Larry Flynt era un editore specializzato in pornografia, non quella patinata ed elegante alla Playboy, pornografia di quella porca, sporca e squallida. Flynt non si accontentava di fare palate di soldi con i suoi giornali: lui voleva veder riconosciuto il suo diritto a pubblicarli, diritto messo in discussione da una lunga serie di associazioni per la pubblica moralità che negli anni hanno cercato di impedirgli di invadere le edicole con nudi ginecologici e foto di amplessi ai confini della realtà.
Larry Flynt ha combattuto la sua battaglia con tale veemenza da farsi sparare e non l’ha fatto nel nome del diritto alla libera impresa, già di per sé molto sentito negli Stati Uniti: l’ha vinta, come voleva, nel nome del Primo Emendamento, quello che permette a ogni cittadino americano di dire quello che pensa, anche se non ha nessun valore, anche se è ritenuto dannoso per la comunità, anche se viene ritenuto squallido dalla maggioranza delle persone. Non c’è bisogno di scomodare Voltaire per capirlo : la libertà di parola e di espressione non può e non deve dipendere da una validazione esterna della specifica parola e della specifica espressione.
È un po’ come la neutralità della rete , che è un valore in sé, non solo quando vogliamo proteggere i contenuti che consideriamo rilevanti (che variano assai a seconda delle persone). Se la rete è neutrale tutto ha uguale dignità di essere trasmesso, che sia un giochino di gattini virati glitter, un mp3 senza DRM o una ricerca scientifica. Se la rete è neutrale tutti hanno diritto di esserci e di parlare, dal politico della parte avversa alla deficiente della scrivania di fronte, al troll che infesta il mio blog.
C’è da chiedersi se i PM Alfredo Robledo e Francesco Cajani abbiamo mai sentito parlare di Larry Flynt e di Voltaire (lasciamo perdere la neutralità della rete). C’è da chiedersi cosa pensano delle loro richieste di condanna David Carl Drummond, George de Los Reyes e Peter Fleischer (ma anche Arvind Desikan), che senza scomodare Flynt e Voltaire sanno benissimo che un servizio come YouTube può funzionare solo se tutti sono liberi di pubblicare quello che vogliono e che qualunque procedura di controllo non farebbe che rallentare i contenuti leciti e di fatto impedire il normale funzionamento di una piattaforma di pubblicazione su cui circolano milioni di video.

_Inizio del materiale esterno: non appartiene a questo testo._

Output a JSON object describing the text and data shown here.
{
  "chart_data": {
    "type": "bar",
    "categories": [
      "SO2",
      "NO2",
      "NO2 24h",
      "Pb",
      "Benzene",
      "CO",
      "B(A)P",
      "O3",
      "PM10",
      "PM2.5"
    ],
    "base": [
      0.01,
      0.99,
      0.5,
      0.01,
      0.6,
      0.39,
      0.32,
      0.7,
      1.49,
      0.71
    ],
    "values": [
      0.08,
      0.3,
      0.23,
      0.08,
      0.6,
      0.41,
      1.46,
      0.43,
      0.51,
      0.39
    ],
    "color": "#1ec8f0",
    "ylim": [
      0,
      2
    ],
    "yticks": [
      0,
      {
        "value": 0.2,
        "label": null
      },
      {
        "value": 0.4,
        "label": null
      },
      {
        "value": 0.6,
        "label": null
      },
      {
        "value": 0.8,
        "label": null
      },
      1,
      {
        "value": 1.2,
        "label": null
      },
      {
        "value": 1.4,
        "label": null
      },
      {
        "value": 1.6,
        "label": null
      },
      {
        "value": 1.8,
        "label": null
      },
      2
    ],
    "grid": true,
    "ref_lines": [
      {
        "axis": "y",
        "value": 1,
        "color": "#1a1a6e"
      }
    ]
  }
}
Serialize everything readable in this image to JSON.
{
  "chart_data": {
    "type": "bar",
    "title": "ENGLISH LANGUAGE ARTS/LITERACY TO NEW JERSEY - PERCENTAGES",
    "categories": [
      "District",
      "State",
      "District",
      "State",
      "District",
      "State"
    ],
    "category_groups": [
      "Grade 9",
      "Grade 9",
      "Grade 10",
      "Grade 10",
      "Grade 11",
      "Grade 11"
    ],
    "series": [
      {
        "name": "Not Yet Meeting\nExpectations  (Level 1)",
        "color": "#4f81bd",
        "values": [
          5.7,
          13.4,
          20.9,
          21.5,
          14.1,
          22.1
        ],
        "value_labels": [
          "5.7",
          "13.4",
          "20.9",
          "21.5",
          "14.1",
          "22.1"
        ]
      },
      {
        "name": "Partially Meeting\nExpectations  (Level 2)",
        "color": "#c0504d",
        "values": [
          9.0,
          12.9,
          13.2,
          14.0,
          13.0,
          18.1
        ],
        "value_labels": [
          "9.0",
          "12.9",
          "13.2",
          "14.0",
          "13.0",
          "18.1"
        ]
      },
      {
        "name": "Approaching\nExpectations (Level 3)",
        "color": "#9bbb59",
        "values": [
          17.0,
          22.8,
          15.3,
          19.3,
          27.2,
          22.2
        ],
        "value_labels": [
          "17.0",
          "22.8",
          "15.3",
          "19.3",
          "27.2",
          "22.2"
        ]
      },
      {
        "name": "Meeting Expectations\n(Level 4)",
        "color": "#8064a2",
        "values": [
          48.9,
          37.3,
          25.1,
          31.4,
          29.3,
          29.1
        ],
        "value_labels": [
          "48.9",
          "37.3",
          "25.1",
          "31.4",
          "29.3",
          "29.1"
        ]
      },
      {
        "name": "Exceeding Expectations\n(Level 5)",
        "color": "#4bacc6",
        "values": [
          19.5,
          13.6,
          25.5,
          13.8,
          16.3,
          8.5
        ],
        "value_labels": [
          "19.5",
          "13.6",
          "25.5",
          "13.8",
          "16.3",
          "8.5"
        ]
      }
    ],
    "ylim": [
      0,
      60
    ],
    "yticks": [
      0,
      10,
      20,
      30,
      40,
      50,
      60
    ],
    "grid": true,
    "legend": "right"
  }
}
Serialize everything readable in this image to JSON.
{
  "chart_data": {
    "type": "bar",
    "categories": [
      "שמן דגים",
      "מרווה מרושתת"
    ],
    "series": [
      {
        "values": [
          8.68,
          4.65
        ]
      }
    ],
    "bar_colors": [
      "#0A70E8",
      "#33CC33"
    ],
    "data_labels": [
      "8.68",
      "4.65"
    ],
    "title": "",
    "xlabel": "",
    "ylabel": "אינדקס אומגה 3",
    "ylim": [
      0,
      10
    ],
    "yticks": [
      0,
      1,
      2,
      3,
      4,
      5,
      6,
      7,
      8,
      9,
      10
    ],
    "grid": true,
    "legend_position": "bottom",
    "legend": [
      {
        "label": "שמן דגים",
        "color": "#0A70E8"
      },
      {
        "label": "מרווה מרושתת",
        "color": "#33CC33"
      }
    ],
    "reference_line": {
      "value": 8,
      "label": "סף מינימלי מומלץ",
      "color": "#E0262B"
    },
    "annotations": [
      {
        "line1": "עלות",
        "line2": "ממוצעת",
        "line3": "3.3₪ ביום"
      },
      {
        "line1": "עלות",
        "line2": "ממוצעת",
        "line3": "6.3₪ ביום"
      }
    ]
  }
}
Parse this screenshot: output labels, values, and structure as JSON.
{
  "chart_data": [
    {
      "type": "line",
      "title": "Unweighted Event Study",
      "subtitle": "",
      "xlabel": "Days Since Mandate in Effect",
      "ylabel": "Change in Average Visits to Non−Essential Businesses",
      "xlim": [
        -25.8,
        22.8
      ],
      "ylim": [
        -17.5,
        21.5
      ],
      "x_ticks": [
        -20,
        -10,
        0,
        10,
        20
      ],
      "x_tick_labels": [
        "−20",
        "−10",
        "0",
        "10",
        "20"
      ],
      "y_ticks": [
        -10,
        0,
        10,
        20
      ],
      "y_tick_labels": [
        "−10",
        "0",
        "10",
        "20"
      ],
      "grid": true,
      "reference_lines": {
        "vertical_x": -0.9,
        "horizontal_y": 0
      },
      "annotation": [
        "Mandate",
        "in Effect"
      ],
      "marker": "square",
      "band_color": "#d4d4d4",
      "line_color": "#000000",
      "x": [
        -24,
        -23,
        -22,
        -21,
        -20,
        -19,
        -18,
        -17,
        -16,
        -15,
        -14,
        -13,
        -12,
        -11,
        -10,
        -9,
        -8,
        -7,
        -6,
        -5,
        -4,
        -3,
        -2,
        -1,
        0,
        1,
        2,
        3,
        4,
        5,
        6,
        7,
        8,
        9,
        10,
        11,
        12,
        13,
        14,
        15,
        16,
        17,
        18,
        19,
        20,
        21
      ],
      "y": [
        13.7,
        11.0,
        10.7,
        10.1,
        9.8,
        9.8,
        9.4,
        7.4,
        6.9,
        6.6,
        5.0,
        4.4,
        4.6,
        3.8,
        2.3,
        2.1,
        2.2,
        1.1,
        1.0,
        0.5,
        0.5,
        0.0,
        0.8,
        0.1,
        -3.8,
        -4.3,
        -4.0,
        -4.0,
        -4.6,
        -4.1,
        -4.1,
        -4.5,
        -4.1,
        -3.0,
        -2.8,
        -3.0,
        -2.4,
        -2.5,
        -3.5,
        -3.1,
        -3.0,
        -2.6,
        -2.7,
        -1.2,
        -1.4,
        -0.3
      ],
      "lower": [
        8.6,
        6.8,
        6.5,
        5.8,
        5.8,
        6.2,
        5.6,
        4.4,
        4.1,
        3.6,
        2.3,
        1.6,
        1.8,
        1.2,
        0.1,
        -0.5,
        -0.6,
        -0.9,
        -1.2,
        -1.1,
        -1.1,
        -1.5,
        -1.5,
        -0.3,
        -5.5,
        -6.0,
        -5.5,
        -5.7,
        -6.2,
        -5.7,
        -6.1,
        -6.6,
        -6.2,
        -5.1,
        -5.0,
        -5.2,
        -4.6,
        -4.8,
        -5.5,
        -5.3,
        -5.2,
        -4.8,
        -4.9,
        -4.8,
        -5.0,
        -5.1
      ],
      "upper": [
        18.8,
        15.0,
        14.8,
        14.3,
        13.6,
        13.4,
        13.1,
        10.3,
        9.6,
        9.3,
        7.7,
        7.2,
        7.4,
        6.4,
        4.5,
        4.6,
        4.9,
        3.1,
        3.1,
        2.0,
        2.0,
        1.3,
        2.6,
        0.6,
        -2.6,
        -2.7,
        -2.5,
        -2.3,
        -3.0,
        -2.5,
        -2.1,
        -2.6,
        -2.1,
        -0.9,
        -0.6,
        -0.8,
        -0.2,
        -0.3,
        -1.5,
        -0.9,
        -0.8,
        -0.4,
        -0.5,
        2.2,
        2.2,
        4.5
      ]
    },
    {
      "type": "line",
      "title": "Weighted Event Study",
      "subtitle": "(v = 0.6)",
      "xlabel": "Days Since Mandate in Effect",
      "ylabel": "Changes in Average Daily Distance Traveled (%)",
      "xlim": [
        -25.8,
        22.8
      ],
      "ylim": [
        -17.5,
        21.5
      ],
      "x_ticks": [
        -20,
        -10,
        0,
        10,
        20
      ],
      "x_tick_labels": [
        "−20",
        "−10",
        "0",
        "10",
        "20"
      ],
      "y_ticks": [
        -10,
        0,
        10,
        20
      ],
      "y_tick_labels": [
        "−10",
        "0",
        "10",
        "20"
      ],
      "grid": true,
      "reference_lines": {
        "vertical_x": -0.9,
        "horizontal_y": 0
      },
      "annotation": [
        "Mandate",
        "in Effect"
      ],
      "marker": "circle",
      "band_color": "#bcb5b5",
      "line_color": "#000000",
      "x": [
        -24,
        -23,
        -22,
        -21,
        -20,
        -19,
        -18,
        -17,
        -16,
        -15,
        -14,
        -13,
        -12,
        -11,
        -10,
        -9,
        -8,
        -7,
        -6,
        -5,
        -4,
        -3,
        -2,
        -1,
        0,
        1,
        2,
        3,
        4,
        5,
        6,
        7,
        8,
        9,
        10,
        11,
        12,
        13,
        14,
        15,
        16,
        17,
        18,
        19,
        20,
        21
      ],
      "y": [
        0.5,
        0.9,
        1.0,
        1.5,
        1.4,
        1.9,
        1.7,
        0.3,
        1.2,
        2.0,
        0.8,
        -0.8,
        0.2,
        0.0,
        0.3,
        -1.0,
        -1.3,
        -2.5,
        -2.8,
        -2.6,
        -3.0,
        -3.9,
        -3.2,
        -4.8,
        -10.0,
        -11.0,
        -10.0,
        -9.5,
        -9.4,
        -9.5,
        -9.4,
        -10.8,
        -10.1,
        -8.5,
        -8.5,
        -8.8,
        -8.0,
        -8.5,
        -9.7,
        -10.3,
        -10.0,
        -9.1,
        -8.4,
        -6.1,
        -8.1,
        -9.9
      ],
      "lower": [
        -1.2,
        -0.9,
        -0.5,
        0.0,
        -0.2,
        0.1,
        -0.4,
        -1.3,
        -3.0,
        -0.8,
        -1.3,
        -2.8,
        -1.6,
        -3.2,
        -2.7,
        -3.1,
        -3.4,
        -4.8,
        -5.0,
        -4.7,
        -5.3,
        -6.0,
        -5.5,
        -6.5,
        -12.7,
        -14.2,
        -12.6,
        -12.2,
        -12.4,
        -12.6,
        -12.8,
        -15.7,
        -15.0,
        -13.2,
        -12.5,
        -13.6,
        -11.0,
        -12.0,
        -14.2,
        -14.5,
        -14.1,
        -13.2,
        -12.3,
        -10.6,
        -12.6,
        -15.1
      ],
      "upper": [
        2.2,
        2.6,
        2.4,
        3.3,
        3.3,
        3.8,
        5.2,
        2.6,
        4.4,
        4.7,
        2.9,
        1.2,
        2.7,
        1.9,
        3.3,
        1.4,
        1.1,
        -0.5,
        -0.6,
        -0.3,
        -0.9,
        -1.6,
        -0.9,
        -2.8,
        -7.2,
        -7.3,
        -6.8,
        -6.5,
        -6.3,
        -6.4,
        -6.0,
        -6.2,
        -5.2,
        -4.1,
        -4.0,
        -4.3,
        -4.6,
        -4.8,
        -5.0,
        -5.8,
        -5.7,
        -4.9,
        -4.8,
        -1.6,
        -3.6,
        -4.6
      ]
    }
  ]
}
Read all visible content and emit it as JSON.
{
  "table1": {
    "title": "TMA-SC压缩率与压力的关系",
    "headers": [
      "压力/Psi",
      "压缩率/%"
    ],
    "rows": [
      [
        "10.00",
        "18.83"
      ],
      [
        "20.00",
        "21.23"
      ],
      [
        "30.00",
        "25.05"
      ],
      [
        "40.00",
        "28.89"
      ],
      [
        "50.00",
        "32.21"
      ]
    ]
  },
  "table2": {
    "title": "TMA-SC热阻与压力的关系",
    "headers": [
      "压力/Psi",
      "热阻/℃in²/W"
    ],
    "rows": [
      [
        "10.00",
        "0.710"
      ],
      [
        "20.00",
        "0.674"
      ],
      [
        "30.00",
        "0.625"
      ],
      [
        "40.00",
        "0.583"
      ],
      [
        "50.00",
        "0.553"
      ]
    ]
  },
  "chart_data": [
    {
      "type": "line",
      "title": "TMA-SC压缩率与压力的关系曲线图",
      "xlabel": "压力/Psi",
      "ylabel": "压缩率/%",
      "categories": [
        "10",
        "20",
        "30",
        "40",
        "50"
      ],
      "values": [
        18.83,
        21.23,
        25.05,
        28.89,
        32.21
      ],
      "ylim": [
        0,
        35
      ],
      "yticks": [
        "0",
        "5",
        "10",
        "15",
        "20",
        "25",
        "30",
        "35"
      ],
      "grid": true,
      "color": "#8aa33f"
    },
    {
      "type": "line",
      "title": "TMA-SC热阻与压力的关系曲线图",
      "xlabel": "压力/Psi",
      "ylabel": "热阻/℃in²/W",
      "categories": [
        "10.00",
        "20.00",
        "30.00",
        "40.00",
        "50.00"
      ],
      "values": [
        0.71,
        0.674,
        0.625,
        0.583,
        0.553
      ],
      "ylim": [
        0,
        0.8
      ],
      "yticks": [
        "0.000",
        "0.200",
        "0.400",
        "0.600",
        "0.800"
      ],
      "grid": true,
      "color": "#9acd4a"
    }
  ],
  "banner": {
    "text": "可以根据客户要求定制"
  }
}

Se il valore da difendere è la libertà di espressione a prescindere dal contenuto, che senso ha fare causa a Google se dei ragazzi pubblicano su YouTube un video che li ritrae mentre molestano un portatore di handicap? L’associazione ViviDown e il Comune di Milano (parti civili) sono davvero convinti di risolvere problemi sociali (il bullismo e la mancanza di sensibilità) impedendo la pubblicazione del video che li (auto)denuncia? Senza YouTube non c’era bullismo, o lo vedevamo meno? Perché non fare causa anche a chi produce videocamere? Se davvero questo video era al 29esimo posto della classifica dei video più cliccati che responsabilità hanno tutti coloro che l’hanno guardato e magari girato a un amico? Ed è una responsabilità morale o legale?
La direttiva europea 2000/31/CE, ripresa in Italia dal Dlgs 70/03 , sancisce che il fornitore di un servizio non ha nessun obbligo di sorveglianza nei confronti dei contenuti che transitano sui suoi server, privati e pubblici. È una legge che protegge tutti noi dal rischio che qualcuno un giorno decida che cosa si può dire e che cosa no. Se Google viene condannata – se i quattro dirigenti di Google vengono condannati – a rischio non è la loro vita o il funzionamento di YouTube, è la nostra libertà di parola e di espressione.